Duration of therapy is not clear in literature and there were reported cases of cure with no recurrences after withdrawal of HCQ in surfactant dysfunction deficiency cases [7, 16, 21].

Outcome in patients with ABCA3 mutations is variable, ranging from severe irreversible respiratory failure in early infancy to chronic static or progressive interstitial lung disease, with many patients surviving well into their second decade of life without lung transplantation [7].

In our case, HCQ, Corticosteroids and Azithromycin were used in combination with gradual improvement. Corticosteroids and Azithromycin were not continued as planned to get the benefits of monotherapy and to avoid the side effects of more than one drug.
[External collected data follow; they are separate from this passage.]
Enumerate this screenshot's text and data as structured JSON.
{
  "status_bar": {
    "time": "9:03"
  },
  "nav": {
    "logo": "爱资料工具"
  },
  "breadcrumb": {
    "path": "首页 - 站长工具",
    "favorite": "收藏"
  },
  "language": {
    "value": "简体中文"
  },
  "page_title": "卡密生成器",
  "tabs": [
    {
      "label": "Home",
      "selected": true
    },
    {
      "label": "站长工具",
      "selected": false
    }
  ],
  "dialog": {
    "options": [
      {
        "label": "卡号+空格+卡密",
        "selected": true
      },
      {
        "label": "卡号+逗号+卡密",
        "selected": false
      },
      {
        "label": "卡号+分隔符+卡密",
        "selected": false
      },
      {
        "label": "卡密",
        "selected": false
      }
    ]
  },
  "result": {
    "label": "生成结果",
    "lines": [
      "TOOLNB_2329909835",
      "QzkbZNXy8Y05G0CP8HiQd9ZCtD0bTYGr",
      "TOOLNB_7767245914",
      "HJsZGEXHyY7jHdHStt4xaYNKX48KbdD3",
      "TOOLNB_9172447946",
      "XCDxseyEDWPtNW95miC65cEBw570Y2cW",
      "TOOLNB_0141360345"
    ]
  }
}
The improvement of the chest condition in our case may be explained by the effect of the drugs with the aforementioned mechanisms, the increased expression of ABCA3 protein due to the age advancement, the presence of some normal lamellar bodies in ABCA3 deficient subjects, exposure to environmental stress or the variable natural history of the disease [7, 22].

The strong point of our work was the performance of parental whole exome sequencing which confirmed that the mutation was recessive in inheritance and not a uniparental disomy or de novo mutation. This helped us to inform the parents that they have a chance of 25% in each pregnancy to have a similar case and to guide them for pre-implantation embryo selection if they plan any future pregnancy.